Well compensation grant program FAQ
The well compensation grant program provides funding to eligible landowners or renters to replace, reconstruct, or treat contaminated private water supplies that serve a residence or provide water to livestock. Learn more about eligibility at well compensation grants.
- Where do I find my Wisconsin income on my Wisconsin income tax return?
To find the income line on your Wisconsin Income Tax Return look for the line that reads “this is your Wisconsin income”. This is the total that determines if you are eligible to apply for a well compensation grant. There will be a reduction in your reimbursement for all income over $45,000 as well. See details on the Special Funding tab.
- Is the grant award I receive taxable income by the IRS?
Yes, the grant amount you receive is considered taxable income by the IRS and must be reported as income. For income tax filing purposes, awards to individuals are considered “other income” by the Department of Internal Revenue Service (IRS). The Department of Natural Resources is required by the IRS to send a 1099G for tax filing purposes as a result of payment for this grant award claim. If the claimant is concerned with how the receipt of the payment might affect their standing to receive food stamps, Medicare, or other such services or programs, the claimant may wish to check with a representative of that program, social worker or other such person. Additional information regarding income tax issues can be obtained at www.irs.gov or the IRS hotline 1-800-829-1040.
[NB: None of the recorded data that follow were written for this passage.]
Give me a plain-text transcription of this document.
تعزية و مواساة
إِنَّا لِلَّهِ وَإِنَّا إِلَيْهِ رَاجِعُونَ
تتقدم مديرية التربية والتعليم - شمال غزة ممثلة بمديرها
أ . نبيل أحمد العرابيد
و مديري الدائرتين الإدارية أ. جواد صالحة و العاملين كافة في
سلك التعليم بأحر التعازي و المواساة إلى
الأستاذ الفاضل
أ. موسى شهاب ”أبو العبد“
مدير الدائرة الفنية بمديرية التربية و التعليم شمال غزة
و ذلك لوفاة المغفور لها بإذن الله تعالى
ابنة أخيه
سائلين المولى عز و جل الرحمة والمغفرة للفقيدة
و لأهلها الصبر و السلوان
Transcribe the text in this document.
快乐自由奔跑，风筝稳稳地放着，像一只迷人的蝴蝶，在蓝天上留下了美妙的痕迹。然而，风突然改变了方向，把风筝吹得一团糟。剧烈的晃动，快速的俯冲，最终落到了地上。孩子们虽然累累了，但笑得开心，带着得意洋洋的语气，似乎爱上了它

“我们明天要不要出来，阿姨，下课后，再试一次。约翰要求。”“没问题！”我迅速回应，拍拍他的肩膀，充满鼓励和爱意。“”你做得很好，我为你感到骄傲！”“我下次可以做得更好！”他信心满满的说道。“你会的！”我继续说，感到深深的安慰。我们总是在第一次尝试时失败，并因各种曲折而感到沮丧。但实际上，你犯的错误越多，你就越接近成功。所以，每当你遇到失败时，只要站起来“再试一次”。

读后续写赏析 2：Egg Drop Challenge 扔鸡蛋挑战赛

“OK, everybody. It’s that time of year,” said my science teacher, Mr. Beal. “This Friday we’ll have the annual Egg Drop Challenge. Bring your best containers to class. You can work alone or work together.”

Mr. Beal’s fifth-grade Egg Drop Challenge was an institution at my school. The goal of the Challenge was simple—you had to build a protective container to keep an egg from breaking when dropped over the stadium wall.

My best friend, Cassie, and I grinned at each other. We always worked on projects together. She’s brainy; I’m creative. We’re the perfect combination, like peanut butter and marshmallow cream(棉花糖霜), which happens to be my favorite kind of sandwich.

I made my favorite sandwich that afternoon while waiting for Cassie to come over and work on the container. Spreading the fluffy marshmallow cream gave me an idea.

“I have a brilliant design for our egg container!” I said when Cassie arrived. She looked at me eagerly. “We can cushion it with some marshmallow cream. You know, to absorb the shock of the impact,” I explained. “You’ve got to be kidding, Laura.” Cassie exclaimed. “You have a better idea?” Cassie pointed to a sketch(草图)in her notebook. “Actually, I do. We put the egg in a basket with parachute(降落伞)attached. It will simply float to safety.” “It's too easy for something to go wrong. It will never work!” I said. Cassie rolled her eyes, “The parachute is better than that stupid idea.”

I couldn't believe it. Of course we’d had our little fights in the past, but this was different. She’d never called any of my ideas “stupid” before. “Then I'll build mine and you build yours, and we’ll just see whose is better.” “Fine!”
- How much money can I get?
The well compensation program presently provides 75 percent of eligible costs up to a maximum grant amount of $9,000. For example, if the eligible cost of replacing your contaminated well is $10,000, the state grant share would be $7,500. If, however, your total costs are over $12,000 the largest grant you can receive is $9,000. You are responsible for paying a minimum of $250 and the segment of the costs not covered by the grant. If you receive funding from any other private sources to cover some or all of the costs of your replacement water supply, your grant may be reduced if the sum of the Well Compensation Grant and the other grant exceeds 100 percent of the eligible costs.
Family income may not exceed $65,000 for the prior calendar year. An income reduction of 30 percent starts at $45,000.
Example calculation Amount of family income the previous tax year = $55,000 Difference between last year’s family income and the income reduction amount for this program = $55,000 - $45,000 = $10,000 Amount above the income reduction amount times adjustment parameter = reimbursement reduction $10,000 x 0.3 = $3,000 Conclusion: Maximum reimbursement under this program = $9,000 Reduction because of higher income (from calculation above) = $3,000 Amount of reimbursement check = $6,000
- What costs am I responsible for?
Since you will enter into contract with well driller or licenses pump installer for their services, you are responsible to pay 100 percent of those costs. A Well Compensation grant from the DNR will not cover 100 percent of these costs. To ensure that well driller is paid, it is DNR practice to mail your grant payment check to the well driller or licensed pump installer, unless you provide the DNR with an invoice marked “paid in full” and signed and dated by the well driller or licenses pump installer at the time you submit reimbursement request form.